Para comenzar excluyamos la idea de que el pulpo se sentía más atraído por una u otra de las banderas que se le mostraban. Demos el beneficio de la duda e imaginemos que estamos ante un pulpo honesto que no estaba entrenado y que no fue manipulado con trucos de luces, de colores o de tipos de comida.
Los guardianes de Paul supusieron que cada juego solo podía tener ganador y perdedor –es decir, que no habría empates–, o sea que la probabilidad de acertar en cada match era cara o sello; para cada juego Paul tenía un 50% de oportunidad de escoger al equipo ganador.
Como el resultado de cada juego es independiente del de los otros, las probabilidades se multiplican para obtener la probabilidad total de acertar en varios juegos. Para adivinar dos veces de seguido las posibilidades son del 25% (0,5 × 0,5 = 0,25). Para acertar tres veces las posibilidades se reducen a 12,5%, y así sucesivamente. Al llegar a ocho aciertos de seguido, correspondientes a los siete partidos en que jugó Alemania más la final entre España y Holanda, la probabilidad es pequeña: menos del 0,4%. ¡Eso equivale a un chance de 1 entre 256!
Sería difícil que un humano pudiera superar esa probabilidad, de apariencia tan remota. Todo parecería indicar que hay algo más que la simple suerte en juego y que Paul realmente tiene algún talento sibilino. Pero analicemos más de cerca esos números. Uno entre 256 es ciertamente una posibilidad pequeña, pero no tan pequeña como parece. Es casi la misma de sacar una escalera en un juego de póquer tradicional, lo que sucede con alguna frecuencia. Una manera de entenderlo es imaginar que, en promedio, de cada 256 pulpos u otros animales adivinatorios que se pusieran a la tarea de predecir los resultados de ocho juegos, alguno le pegaría a todos.
¿Será entonces que Paul fue elegido por el azar para ser ese animal con el mayor tino? En realidad no. No fueron ni el azar ni la suerte los que decidieron, sino nosotros, los observadores humanos del pretendido fenómeno.
La culpa recae sobre algo que en estadística se conoce como sesgo de supervivencia. Nosotros no escogimos a Paul a priori para que anunciara los resultados de los juegos sino que lo continuábamos consultando a medida que él iba acertando. Si en cualquier momento hubiera fallado, hubiera dejado de ser sensación y hubiéramos dejado de seguirlo.
En el mundo hubo loros, hipopótamos, puercoespines y hasta un tití emperador haciendo predicciones, y claro, cada vez que alguno fallaba perdía su interés para los medios. Los que acertaban sobrevivían, es decir que avanzaban al siguiente pronóstico, y así hasta el final. Como ya sabemos que en promedio solo se necesitaban 256 animales para que uno, por pura y física suerte, adivinara los ocho resultados, y como había miles de animales adivinos por todo el planeta, la certeza era casi total de que en alguna parte alguno lo lograría.

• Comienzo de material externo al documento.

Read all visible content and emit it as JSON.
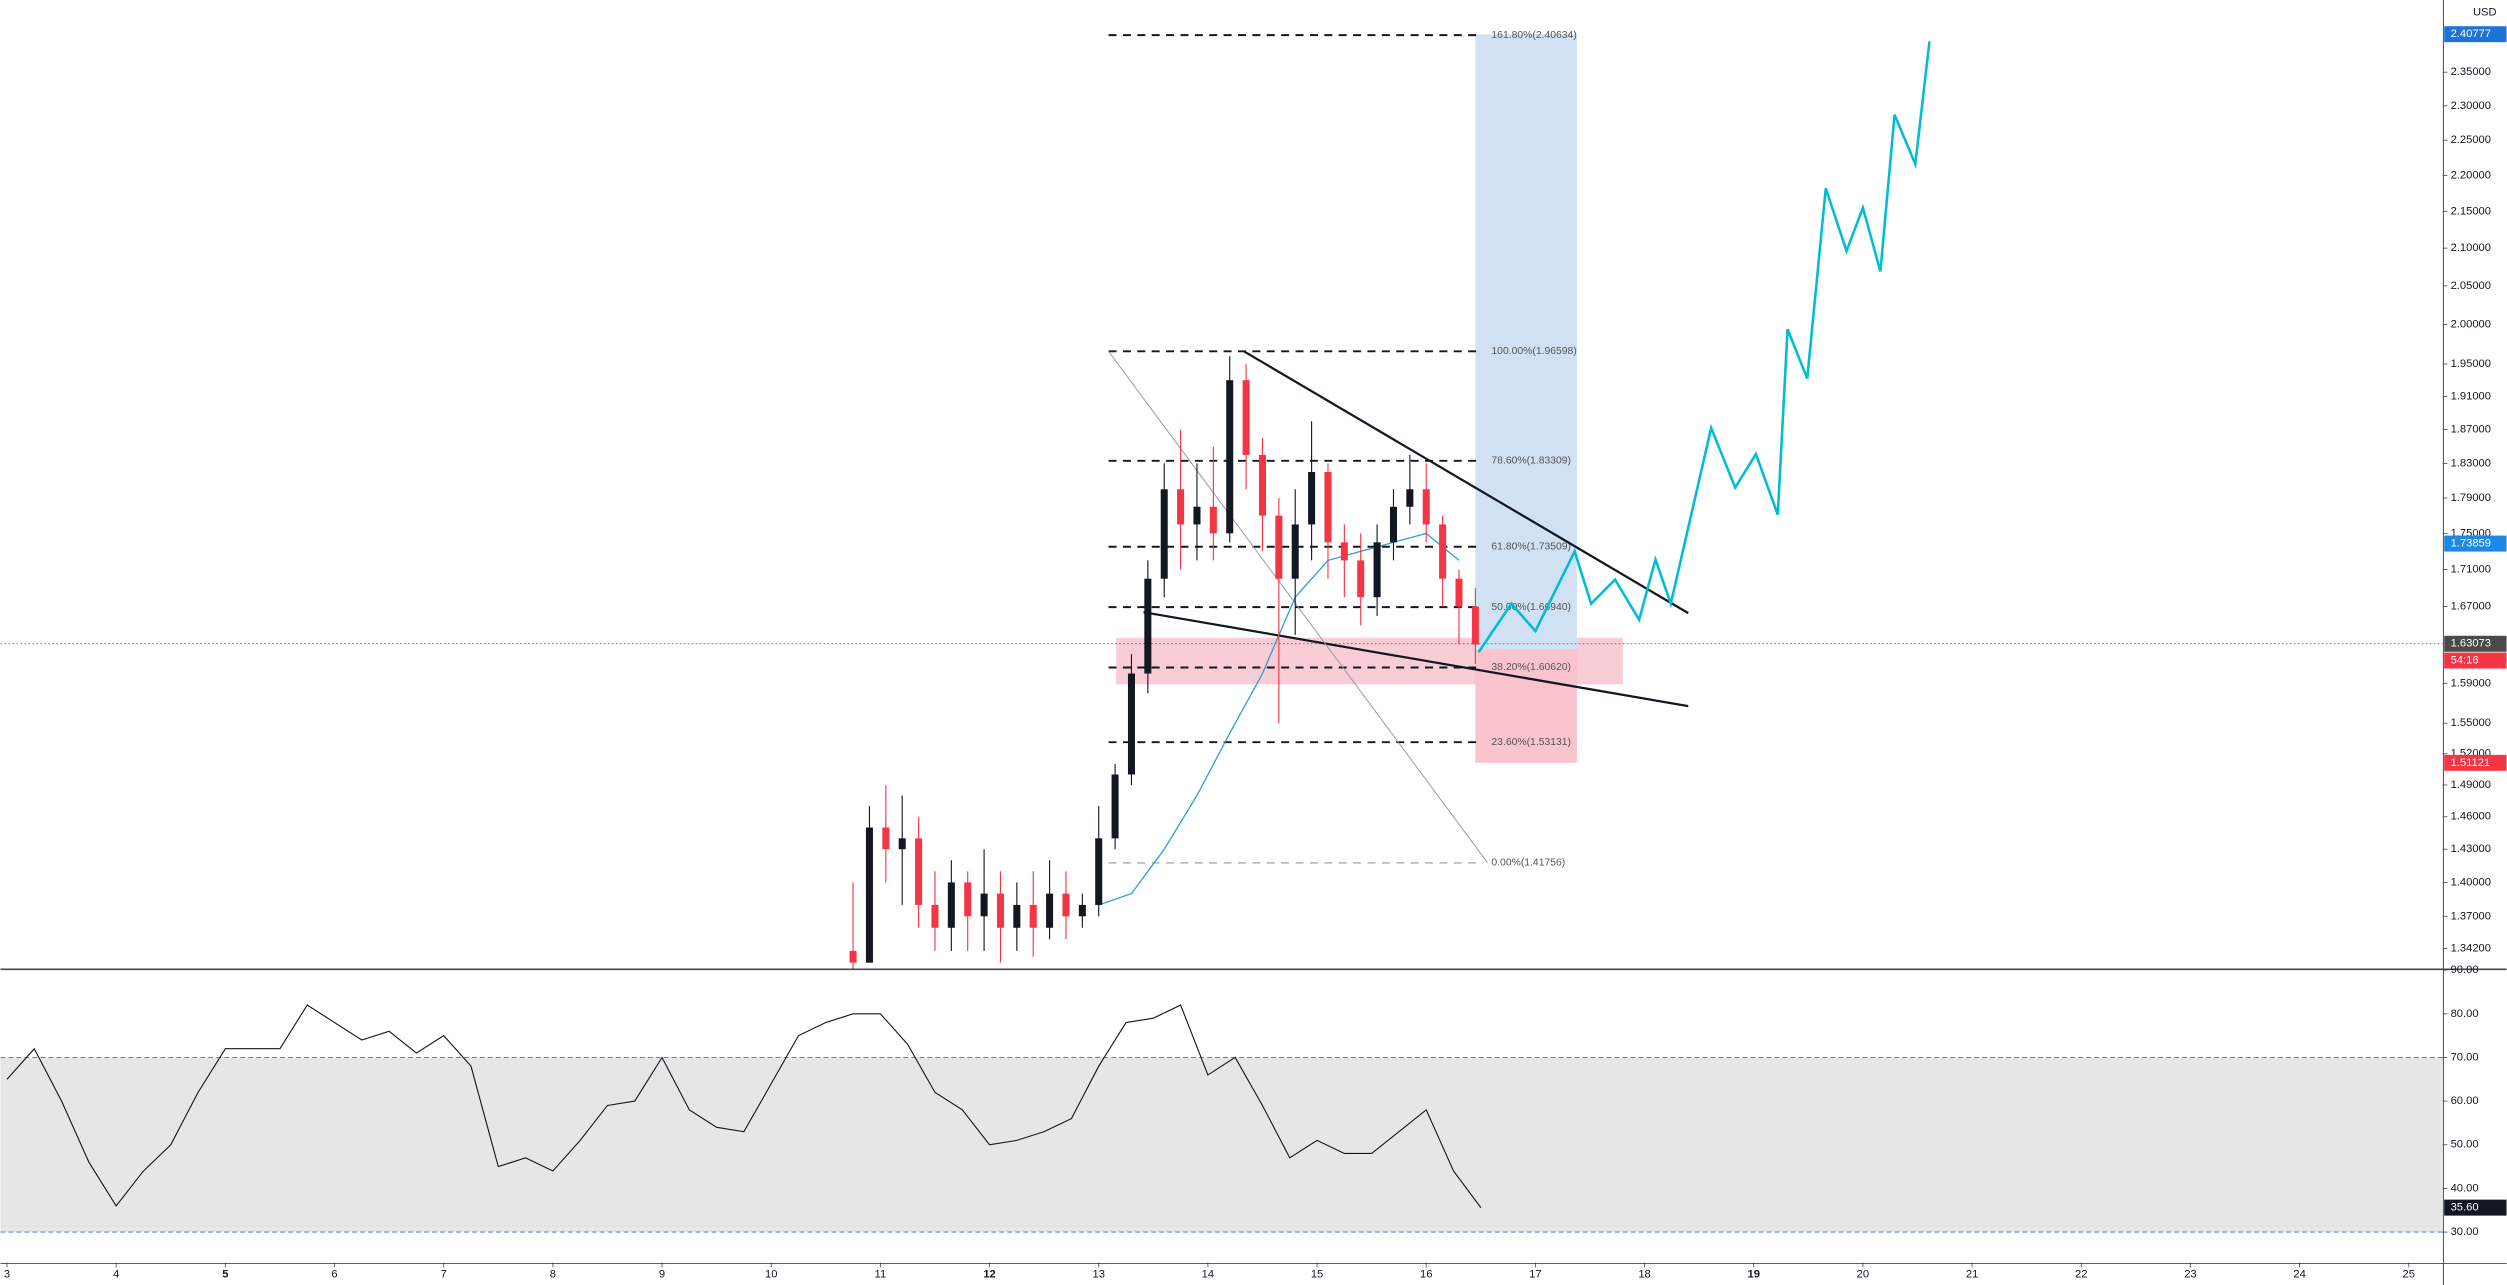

Una versión de esta columna apareció publicada en El Heraldo de Barranquilla el 19 de julio de 2010.
[Nota: Más estrictamente, en promedio solo se necesitan 128 animales adivinando para surja un Paul, pero llegar a esa conclusión exigiría explicar el teorema del límite central, lo que estaría por fuera del alcance del texto y del espacio disponible en el periódico en el que se publica.]